Factory workers in California and other states expect their employers to provide safe working environments where they will be free of injury or illness hazards. Unfortunately, company owners sometimes fail to show concern for their workers, and in some cases, workers spend years fighting for their rights. Such a case was recently investigated by the Occupational Safety and Health Administration after workers have been complaining of being exposed to work-related illness for some years.
The company manufactures foam cushions for Hyundai vehicles, and workers say that they are periodically exposed to breathing hazards caused by isocyanates, a chemical used in the manufacturing process. Some workers claim to suffer from respiratory illnesses including asthma, bronchitis and chronic coughing. Until now, the company has denied allegations that airborne isocyanates were present, but blood tests analyzed at a university revealed that there were signs of significant exposure to this chemical present in the blood of some workers.
OSHA determined that the company failed to warn workers about the health hazards posed by the chemicals used in the production process. In addition, workers were not issued with protective equipment to avoid skin contact as the chemical could be absorbed by the skin. It is reported that medical professionals have confirmed that respiratory illness may result from physical contact with isocyanates.

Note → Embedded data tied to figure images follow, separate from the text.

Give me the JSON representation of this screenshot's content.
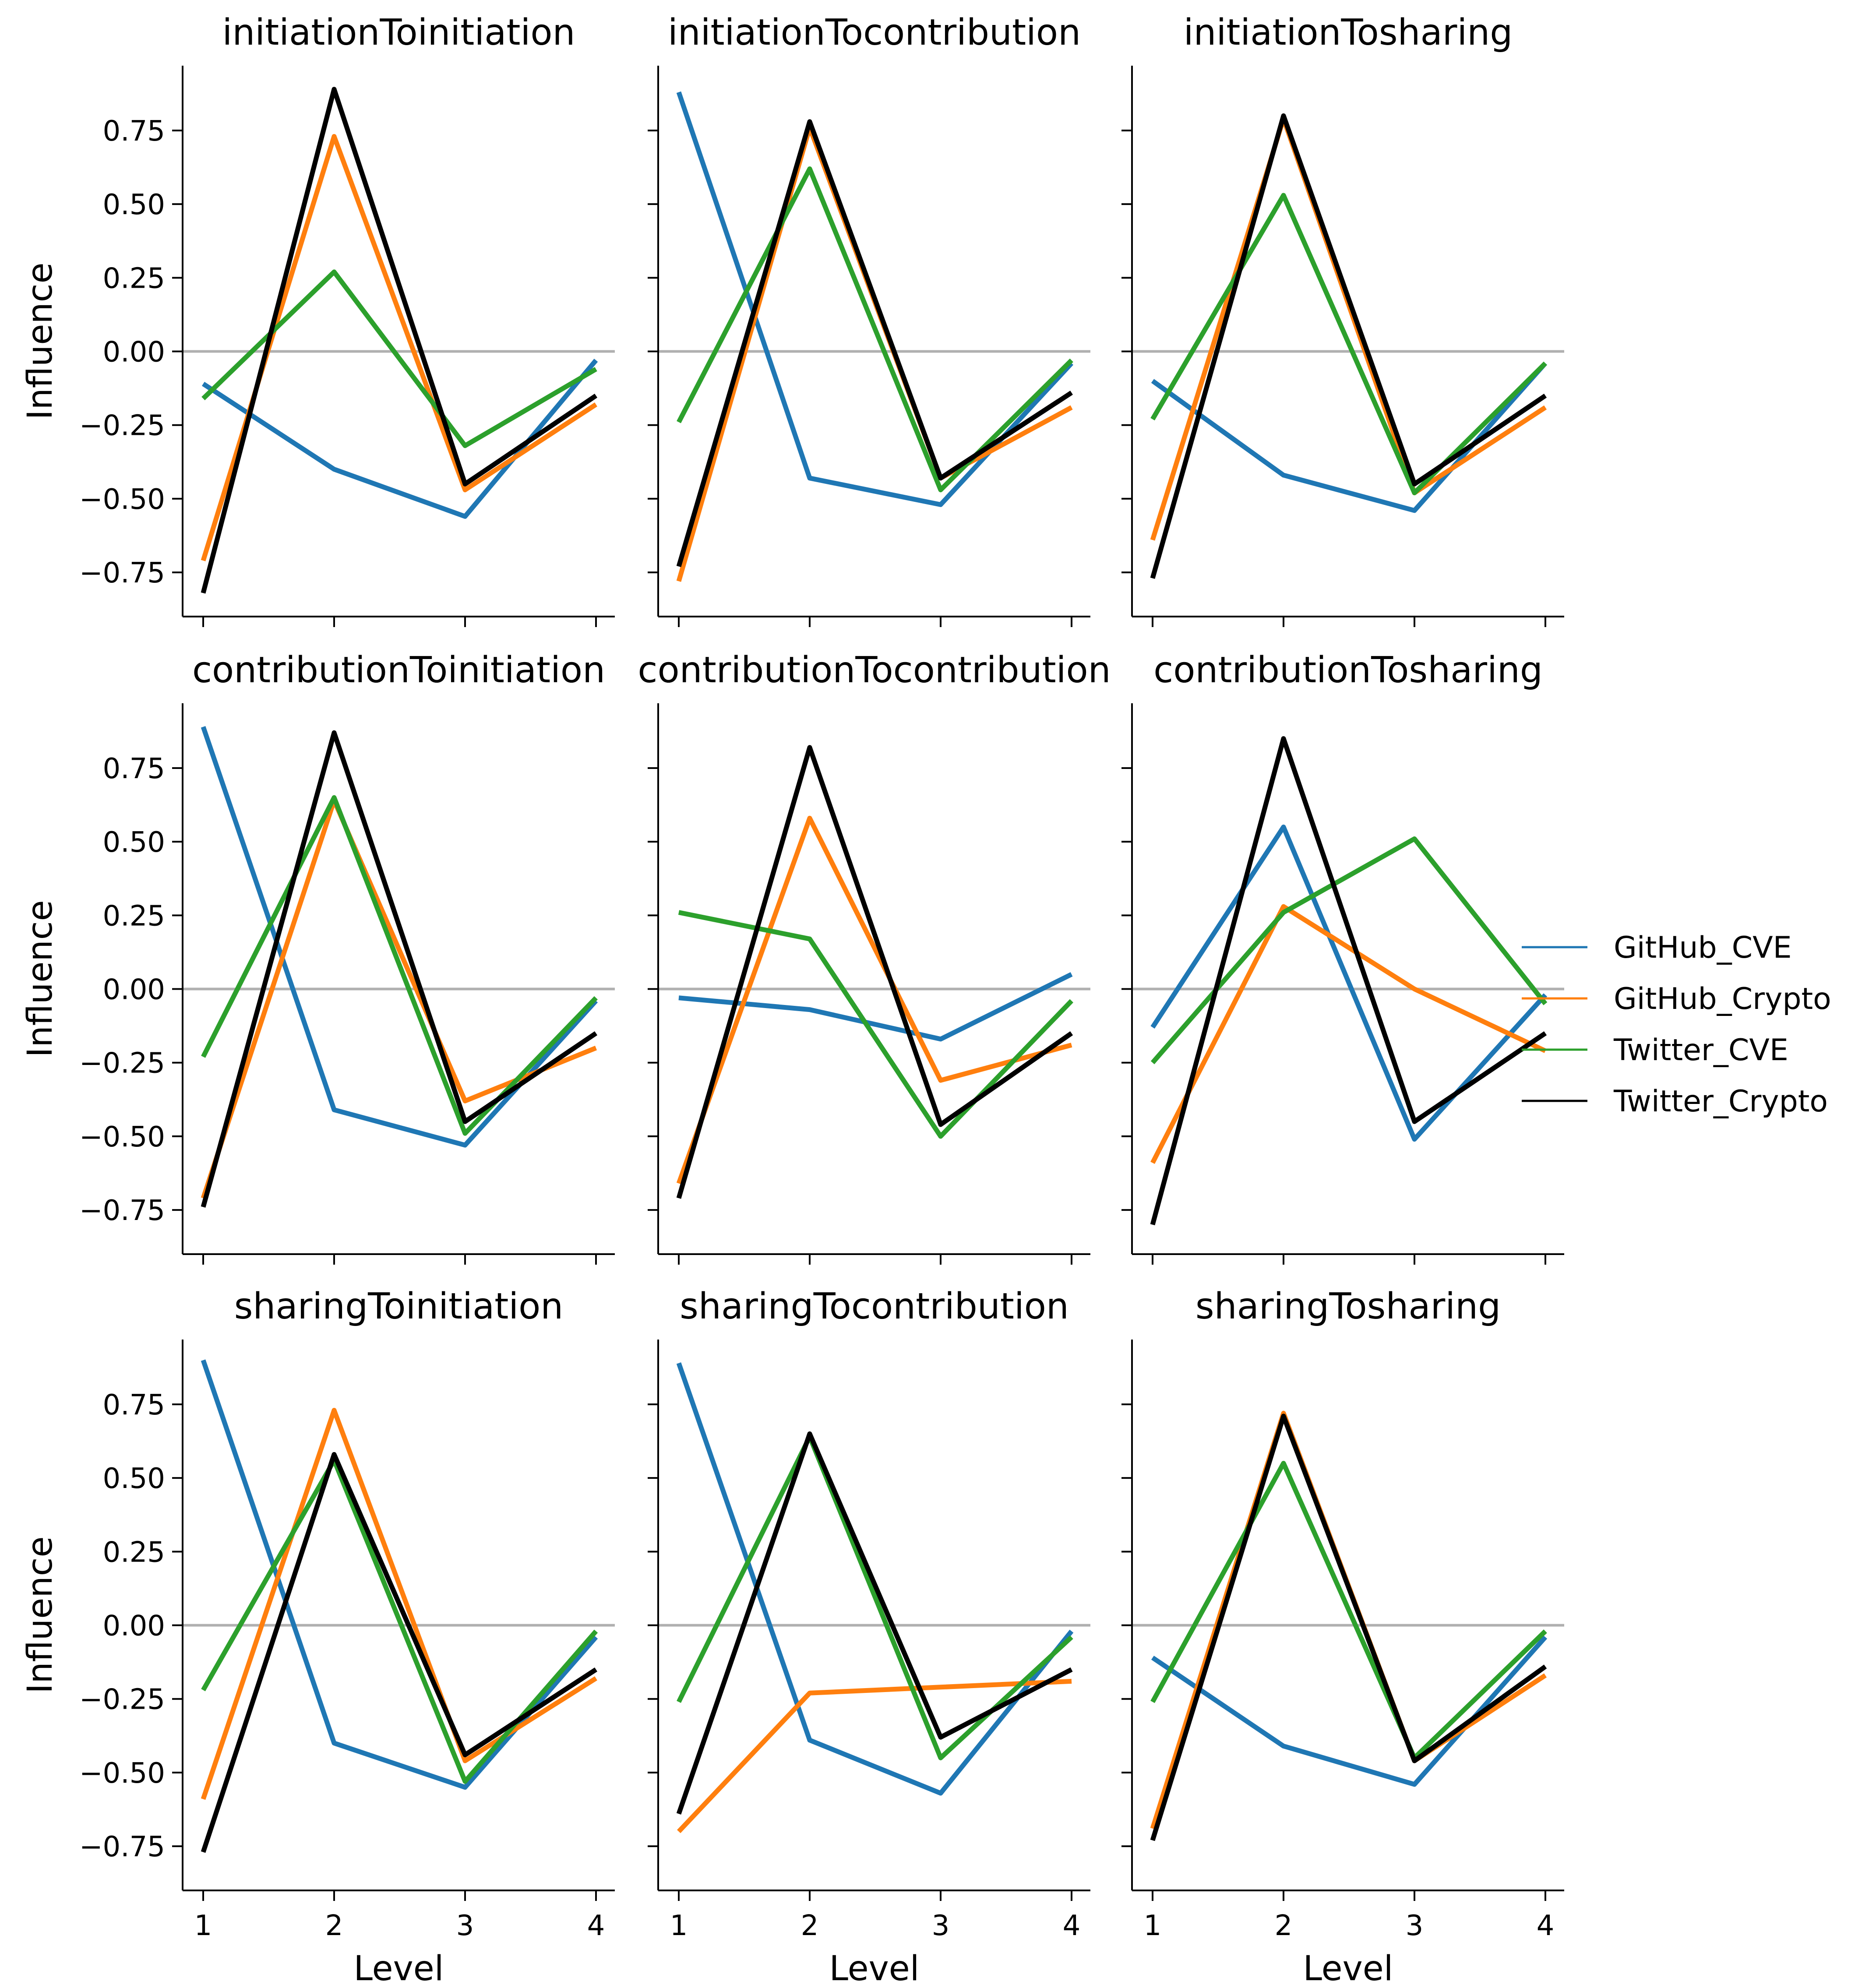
{
  "chart_data": {
    "type": "line",
    "layout": "3x3 small multiples",
    "x": [
      1,
      2,
      3,
      4
    ],
    "x_ticks": [
      "1",
      "2",
      "3",
      "4"
    ],
    "xlabel": "Level",
    "ylabel": "Influence",
    "ylim": [
      -0.9,
      0.97
    ],
    "y_ticks": [
      -0.75,
      -0.5,
      -0.25,
      0.0,
      0.25,
      0.5,
      0.75
    ],
    "y_tick_labels": [
      "−0.75",
      "−0.50",
      "−0.25",
      "0.00",
      "0.25",
      "0.50",
      "0.75"
    ],
    "reference_line": 0.0,
    "legend": {
      "placement": "right",
      "entries": [
        {
          "name": "GitHub_CVE",
          "color": "#1f77b4"
        },
        {
          "name": "GitHub_Crypto",
          "color": "#ff7f0e"
        },
        {
          "name": "Twitter_CVE",
          "color": "#2ca02c"
        },
        {
          "name": "Twitter_Crypto",
          "color": "#000000"
        }
      ]
    },
    "panels": [
      {
        "title": "initiationToinitiation",
        "series": [
          {
            "name": "GitHub_CVE",
            "values": [
              -0.11,
              -0.4,
              -0.56,
              -0.03
            ]
          },
          {
            "name": "GitHub_Crypto",
            "values": [
              -0.71,
              0.73,
              -0.47,
              -0.18
            ]
          },
          {
            "name": "Twitter_CVE",
            "values": [
              -0.16,
              0.27,
              -0.32,
              -0.06
            ]
          },
          {
            "name": "Twitter_Crypto",
            "values": [
              -0.82,
              0.89,
              -0.45,
              -0.15
            ]
          }
        ]
      },
      {
        "title": "initiationTocontribution",
        "series": [
          {
            "name": "GitHub_CVE",
            "values": [
              0.88,
              -0.43,
              -0.52,
              -0.04
            ]
          },
          {
            "name": "GitHub_Crypto",
            "values": [
              -0.78,
              0.76,
              -0.43,
              -0.19
            ]
          },
          {
            "name": "Twitter_CVE",
            "values": [
              -0.24,
              0.62,
              -0.47,
              -0.03
            ]
          },
          {
            "name": "Twitter_Crypto",
            "values": [
              -0.73,
              0.78,
              -0.43,
              -0.14
            ]
          }
        ]
      },
      {
        "title": "initiationTosharing",
        "series": [
          {
            "name": "GitHub_CVE",
            "values": [
              -0.1,
              -0.42,
              -0.54,
              -0.04
            ]
          },
          {
            "name": "GitHub_Crypto",
            "values": [
              -0.64,
              0.79,
              -0.48,
              -0.19
            ]
          },
          {
            "name": "Twitter_CVE",
            "values": [
              -0.23,
              0.53,
              -0.48,
              -0.04
            ]
          },
          {
            "name": "Twitter_Crypto",
            "values": [
              -0.77,
              0.8,
              -0.45,
              -0.15
            ]
          }
        ]
      },
      {
        "title": "contributionToinitiation",
        "series": [
          {
            "name": "GitHub_CVE",
            "values": [
              0.89,
              -0.41,
              -0.53,
              -0.04
            ]
          },
          {
            "name": "GitHub_Crypto",
            "values": [
              -0.71,
              0.64,
              -0.38,
              -0.2
            ]
          },
          {
            "name": "Twitter_CVE",
            "values": [
              -0.23,
              0.65,
              -0.49,
              -0.03
            ]
          },
          {
            "name": "Twitter_Crypto",
            "values": [
              -0.74,
              0.87,
              -0.45,
              -0.15
            ]
          }
        ]
      },
      {
        "title": "contributionTocontribution",
        "series": [
          {
            "name": "GitHub_CVE",
            "values": [
              -0.03,
              -0.07,
              -0.17,
              0.05
            ]
          },
          {
            "name": "GitHub_Crypto",
            "values": [
              -0.66,
              0.58,
              -0.31,
              -0.19
            ]
          },
          {
            "name": "Twitter_CVE",
            "values": [
              0.26,
              0.17,
              -0.5,
              -0.04
            ]
          },
          {
            "name": "Twitter_Crypto",
            "values": [
              -0.71,
              0.82,
              -0.46,
              -0.15
            ]
          }
        ]
      },
      {
        "title": "contributionTosharing",
        "series": [
          {
            "name": "GitHub_CVE",
            "values": [
              -0.13,
              0.55,
              -0.51,
              -0.02
            ]
          },
          {
            "name": "GitHub_Crypto",
            "values": [
              -0.59,
              0.28,
              0.0,
              -0.21
            ]
          },
          {
            "name": "Twitter_CVE",
            "values": [
              -0.25,
              0.26,
              0.51,
              -0.05
            ]
          },
          {
            "name": "Twitter_Crypto",
            "values": [
              -0.8,
              0.85,
              -0.45,
              -0.15
            ]
          }
        ]
      },
      {
        "title": "sharingToinitiation",
        "series": [
          {
            "name": "GitHub_CVE",
            "values": [
              0.9,
              -0.4,
              -0.55,
              -0.04
            ]
          },
          {
            "name": "GitHub_Crypto",
            "values": [
              -0.59,
              0.73,
              -0.46,
              -0.18
            ]
          },
          {
            "name": "Twitter_CVE",
            "values": [
              -0.22,
              0.56,
              -0.53,
              -0.02
            ]
          },
          {
            "name": "Twitter_Crypto",
            "values": [
              -0.77,
              0.58,
              -0.44,
              -0.15
            ]
          }
        ]
      },
      {
        "title": "sharingTocontribution",
        "series": [
          {
            "name": "GitHub_CVE",
            "values": [
              0.89,
              -0.39,
              -0.57,
              -0.02
            ]
          },
          {
            "name": "GitHub_Crypto",
            "values": [
              -0.7,
              -0.23,
              -0.21,
              -0.19
            ]
          },
          {
            "name": "Twitter_CVE",
            "values": [
              -0.26,
              0.64,
              -0.45,
              -0.04
            ]
          },
          {
            "name": "Twitter_Crypto",
            "values": [
              -0.64,
              0.65,
              -0.38,
              -0.15
            ]
          }
        ]
      },
      {
        "title": "sharingTosharing",
        "series": [
          {
            "name": "GitHub_CVE",
            "values": [
              -0.11,
              -0.41,
              -0.54,
              -0.04
            ]
          },
          {
            "name": "GitHub_Crypto",
            "values": [
              -0.69,
              0.72,
              -0.46,
              -0.17
            ]
          },
          {
            "name": "Twitter_CVE",
            "values": [
              -0.26,
              0.55,
              -0.45,
              -0.02
            ]
          },
          {
            "name": "Twitter_Crypto",
            "values": [
              -0.73,
              0.71,
              -0.46,
              -0.14
            ]
          }
        ]
      }
    ]
  }
}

Workers in California who are exposed to chemicals that may adversely affect their health may benefit by taking timely action. In cases where an employer fails to react to complaints about health hazards, employees may choose to consult with a workers' compensation attorney to obtain information on remedies for the situation. Workers suffering from a work-related illness are entitled to seek benefits from the workers' compensation insurance fund. However, the process may be complicated, and the guidance of a legal professional may be necessary.